8th January 2018
Watching the Cabinet re-shuffle is an eye-opener.
If you had your political antennae set to “snooze” as you scoffed the last of the sherry trifle and trudged back to work, today’s Parade of Undesirables may have woken you from your slumbers.
The loss of the brilliantly named James Brokenshire as Northern Ireland may not be for shame or scandal, but it is another key ally gone missing for the beleagured Strong and Stable One. Her ship of state looks increasingly Titanic as it lists towards its destination. Reshuffling her pack of incompetents is the least of her worries.
With the bald onanist on the board of the new Office for Students acting like a masturbatory teenager on viagra, the tone and calibre of the Conservative government is defined.
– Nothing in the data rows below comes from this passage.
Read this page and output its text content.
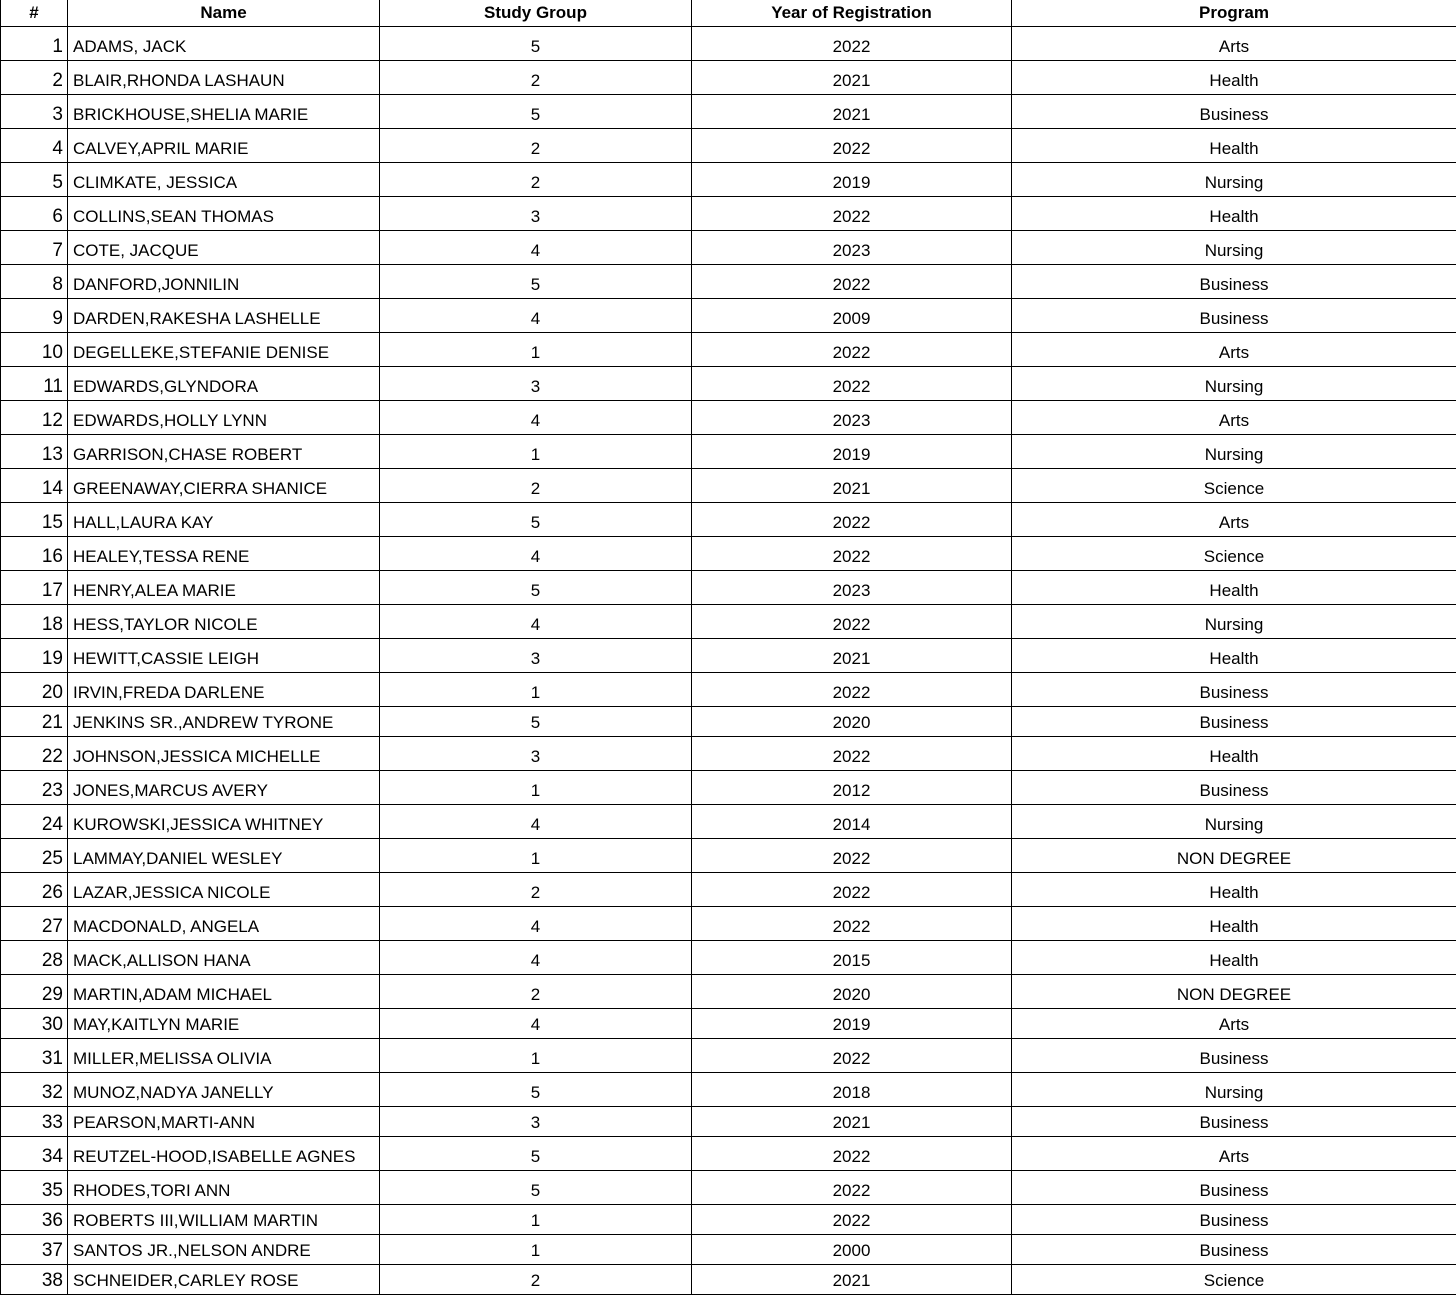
#	Name	Study Group	Year of Registration	Program
1	ADAMS, JACK	5	2022	Arts
2	BLAIR,RHONDA LASHAUN	2	2021	Health
3	BRICKHOUSE,SHELIA MARIE	5	2021	Business
4	CALVEY,APRIL MARIE	2	2022	Health
5	CLIMKATE, JESSICA	2	2019	Nursing
6	COLLINS,SEAN THOMAS	3	2022	Health
7	COTE, JACQUE	4	2023	Nursing
8	DANFORD,JONNILIN	5	2022	Business
9	DARDEN,RAKESHA LASHELLE	4	2009	Business
10	DEGELLEKE,STEFANIE DENISE	1	2022	Arts
11	EDWARDS,GLYNDORA	3	2022	Nursing
12	EDWARDS,HOLLY LYNN	4	2023	Arts
13	GARRISON,CHASE ROBERT	1	2019	Nursing
14	GREENAWAY,CIERRA SHANICE	2	2021	Science
15	HALL,LAURA KAY	5	2022	Arts
16	HEALEY,TESSA RENE	4	2022	Science
17	HENRY,ALEA MARIE	5	2023	Health
18	HESS,TAYLOR NICOLE	4	2022	Nursing
19	HEWITT,CASSIE LEIGH	3	2021	Health
20	IRVIN,FREDA DARLENE	1	2022	Business
21	JENKINS SR.,ANDREW TYRONE	5	2020	Business
22	JOHNSON,JESSICA MICHELLE	3	2022	Health
23	JONES,MARCUS AVERY	1	2012	Business
24	KUROWSKI,JESSICA WHITNEY	4	2014	Nursing
25	LAMMAY,DANIEL WESLEY	1	2022	NON DEGREE
26	LAZAR,JESSICA NICOLE	2	2022	Health
27	MACDONALD, ANGELA	4	2022	Health
28	MACK,ALLISON HANA	4	2015	Health
29	MARTIN,ADAM MICHAEL	2	2020	NON DEGREE
30	MAY,KAITLYN MARIE	4	2019	Arts
31	MILLER,MELISSA OLIVIA	1	2022	Business
32	MUNOZ,NADYA JANELLY	5	2018	Nursing
33	PEARSON,MARTI-ANN	3	2021	Business
34	REUTZEL-HOOD,ISABELLE AGNES	5	2022	Arts
35	RHODES,TORI ANN	5	2022	Business
36	ROBERTS III,WILLIAM MARTIN	1	2022	Business
37	SANTOS JR.,NELSON ANDRE	1	2000	Business
38	SCHNEIDER,CARLEY ROSE	2	2021	Science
Labour’s Laura Pidcock noted after the PM’s unfortunate interview with Andrew Marr:
“The point is that Toby Young’s repeated misogyny, his homophobic tweets, his disgraceful comments about disability and working class students indicate an attitude and a mind-set, which doesn’t just go away because you draw an imaginary line in the sand.”
But then, given the Tories track record on disability and benefits sanctions culture, why should we be surprised that a Conservative appointment jokes about masturbating over images of starving children (an act then described as ”caustic wit”?)
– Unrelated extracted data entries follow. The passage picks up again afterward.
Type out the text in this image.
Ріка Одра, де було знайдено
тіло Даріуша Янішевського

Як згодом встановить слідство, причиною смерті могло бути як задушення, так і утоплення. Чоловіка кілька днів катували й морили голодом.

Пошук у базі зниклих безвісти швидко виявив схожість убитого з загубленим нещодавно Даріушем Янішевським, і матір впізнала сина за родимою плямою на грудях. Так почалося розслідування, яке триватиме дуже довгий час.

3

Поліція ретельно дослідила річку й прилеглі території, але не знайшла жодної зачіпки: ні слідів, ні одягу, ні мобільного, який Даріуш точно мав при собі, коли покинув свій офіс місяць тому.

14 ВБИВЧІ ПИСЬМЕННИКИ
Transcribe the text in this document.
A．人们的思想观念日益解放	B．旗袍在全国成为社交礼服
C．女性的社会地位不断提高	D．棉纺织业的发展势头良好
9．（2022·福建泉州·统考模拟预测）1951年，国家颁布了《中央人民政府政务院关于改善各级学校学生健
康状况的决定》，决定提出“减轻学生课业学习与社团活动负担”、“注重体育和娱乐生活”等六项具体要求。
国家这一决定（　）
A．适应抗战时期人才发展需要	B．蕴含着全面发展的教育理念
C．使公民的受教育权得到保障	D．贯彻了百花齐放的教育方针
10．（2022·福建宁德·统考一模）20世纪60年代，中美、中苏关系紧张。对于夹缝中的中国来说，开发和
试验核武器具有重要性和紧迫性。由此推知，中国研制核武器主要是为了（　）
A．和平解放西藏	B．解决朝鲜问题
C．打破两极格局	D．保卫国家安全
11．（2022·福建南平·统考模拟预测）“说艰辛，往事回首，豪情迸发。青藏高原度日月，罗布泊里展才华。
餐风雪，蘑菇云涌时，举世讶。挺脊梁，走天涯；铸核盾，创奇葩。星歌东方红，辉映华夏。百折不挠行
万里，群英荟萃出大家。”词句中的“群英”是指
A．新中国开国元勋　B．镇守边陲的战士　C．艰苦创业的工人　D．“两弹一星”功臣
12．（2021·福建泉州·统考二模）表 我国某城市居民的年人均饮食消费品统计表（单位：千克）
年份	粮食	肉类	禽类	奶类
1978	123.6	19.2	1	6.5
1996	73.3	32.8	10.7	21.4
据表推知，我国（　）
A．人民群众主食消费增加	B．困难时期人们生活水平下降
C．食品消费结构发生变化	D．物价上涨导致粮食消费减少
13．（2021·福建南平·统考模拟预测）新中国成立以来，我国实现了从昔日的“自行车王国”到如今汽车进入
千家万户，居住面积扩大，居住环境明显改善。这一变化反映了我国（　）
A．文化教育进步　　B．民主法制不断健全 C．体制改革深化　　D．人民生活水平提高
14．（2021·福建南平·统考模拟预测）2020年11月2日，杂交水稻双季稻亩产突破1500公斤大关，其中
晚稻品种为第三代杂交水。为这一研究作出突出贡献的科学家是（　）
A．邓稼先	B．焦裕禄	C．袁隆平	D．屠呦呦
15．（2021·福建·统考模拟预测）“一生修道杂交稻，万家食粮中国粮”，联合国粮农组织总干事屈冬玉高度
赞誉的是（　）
We should remember that if this Benny Hill Culture of Boobs passes for a ‘maverick sense of humour’ in Conservative circles – the wider question isn’t just a tolerance for misogyny but the appointment of a man whose mission is to destroy state education.
That’s why he’s being defended. Remember when he ‘reviewed’ Ken Loach’s multi award-winning film I Daniel Blake saying: ‘I’m no expert on the welfare system, but several aspects don’t ring true” displaying a sort of mesmerising pride in his own complete ignorance of the world.
But then Theresa May also appointed Maria Caulfield, who opposed legislation to decriminalise abortion, as the Tory Vice Chair for Women, just allowed Jeremy Hunt to remain as Health Secretary after presiding over the worst #NHScrisis in history and has appointed David Gauke who oversaw the Universal Credit crisis as Lord Chancellor – so at least she’s consistent.
None of this should come as a huge surprise. Stirring the pot of tripe was the only option May had. There isn’t a hord of enlightened talented junior ministers ready to spring in to action. This is it. An all white 70% male cabinet of mediocrity.
May now oversees an omnishambles of historic proportions.
As she “shows strength” by appointing a No Deal Minister (yes really) we are now in territory where the British Government are threatening our European colleagues with unleashing epic levels of stupidity.
This is a Cabinet filled with contempt.
The only question we should be asking ourselves is: why are the Conservatives not tanking in the polls like no government ever before?
Where the hell is the Winter of Discontent?